Business · iOS app

Murphy’s CountDown

A small iOS utility that turns end-of-shift register counting into exact instructions.

Compendium article 006 Revision 0.4 · July 2026

Murphy's CountDown is the kind of software whose value is obvious only after performing the underlying task repeatedly. Closing a cash register requires simple arithmetic, but the repetition, denomination handling, and need to leave the correct starting drawer make small mistakes easy.

Employees enter the count of each bill and coin denomination in a drawer; the app calculates the total and explains what to remove or keep for the next shift.

The aim. Remove repetitive cash-register arithmetic from a real workplace routine.

01The problem behind the project

It solved a concrete problem Josiah experienced firsthand while closing a register and became his first shipped app.

The app was designed from inside that workflow. Instead of behaving like a general calculator, it asks for the count of each bill and coin, totals the drawer, and converts the result into exact instructions about what should be removed or retained.

Cash-handling employees doing a standard register countdown. The project is independent and should not imply endorsement by Papa Murphy’s.

02How it took shape

First prototyped in Python, then converted into a SwiftUI iOS app through an early copy-and-paste AI-assisted programming workflow in Xcode with ChatGPT.

The earliest version was prototyped in Python and then translated into a SwiftUI iOS application through an early ChatGPT-assisted workflow.
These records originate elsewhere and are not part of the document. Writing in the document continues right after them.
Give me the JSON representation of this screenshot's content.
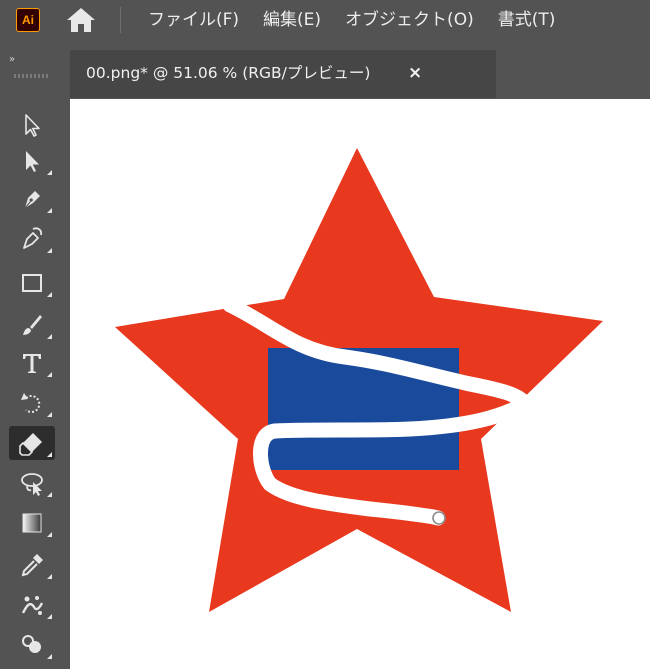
{
  "app": {
    "logo": "Ai",
    "brand_color": "#ff9a00"
  },
  "menu": [
    {
      "label": "ファイル(F)"
    },
    {
      "label": "編集(E)"
    },
    {
      "label": "オブジェクト(O)"
    },
    {
      "label": "書式(T)"
    }
  ],
  "document_tab": {
    "title": "00.png* @ 51.06 % (RGB/プレビュー)",
    "close": "×"
  },
  "toolbar": {
    "collapse": "»",
    "tools": [
      {
        "name": "selection-tool-icon",
        "active": false
      },
      {
        "name": "direct-selection-tool-icon",
        "active": false
      },
      {
        "name": "pen-tool-icon",
        "active": false
      },
      {
        "name": "curvature-tool-icon",
        "active": false
      },
      {
        "name": "rectangle-tool-icon",
        "active": false
      },
      {
        "name": "paintbrush-tool-icon",
        "active": false
      },
      {
        "name": "type-tool-icon",
        "active": false
      },
      {
        "name": "rotate-tool-icon",
        "active": false
      },
      {
        "name": "eraser-tool-icon",
        "active": true
      },
      {
        "name": "lasso-tool-icon",
        "active": false
      },
      {
        "name": "gradient-tool-icon",
        "active": false
      },
      {
        "name": "eyedropper-tool-icon",
        "active": false
      },
      {
        "name": "symbol-sprayer-tool-icon",
        "active": false
      },
      {
        "name": "shape-builder-tool-icon",
        "active": false
      }
    ]
  },
  "artwork": {
    "star_color": "#e8391f",
    "rect_color": "#1a4a9c",
    "eraser_stroke_color": "#ffffff"
  }
}
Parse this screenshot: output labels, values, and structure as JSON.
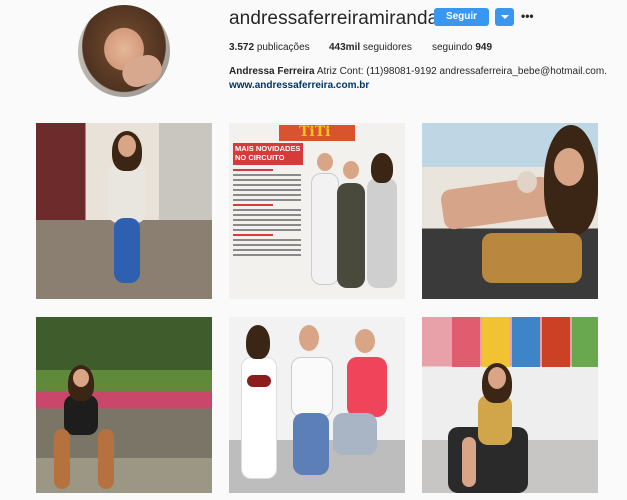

That progression matters because the app predates integrated coding agents: Josiah defined and tested the behavior while moving code, errors, and corrections between tools.

Josiah identified the workflow, defined the calculation and instructions, iterated the interface, tested it at work, and shipped the application.

The app reached the App Store and was used by some coworkers for a period of time.

03What the project means now

Its scale is modest, but its product logic is strong. It replaced a repetitive workplace calculation with a purpose-built instruction, reached the App Store, and was used by coworkers—evidence that a very small tool can still complete the full path from observed friction to real handoff.

Current usage and listing status are unknown, and the exact relationship between Murphy’s CountDown and an older Register Countdown artifact needs to remain merged and clearly explained.

The best first software project can be a small piece of friction you understand better than anyone else.

Capture the listing, screenshots, build decisions, current status, and employer-brand boundary.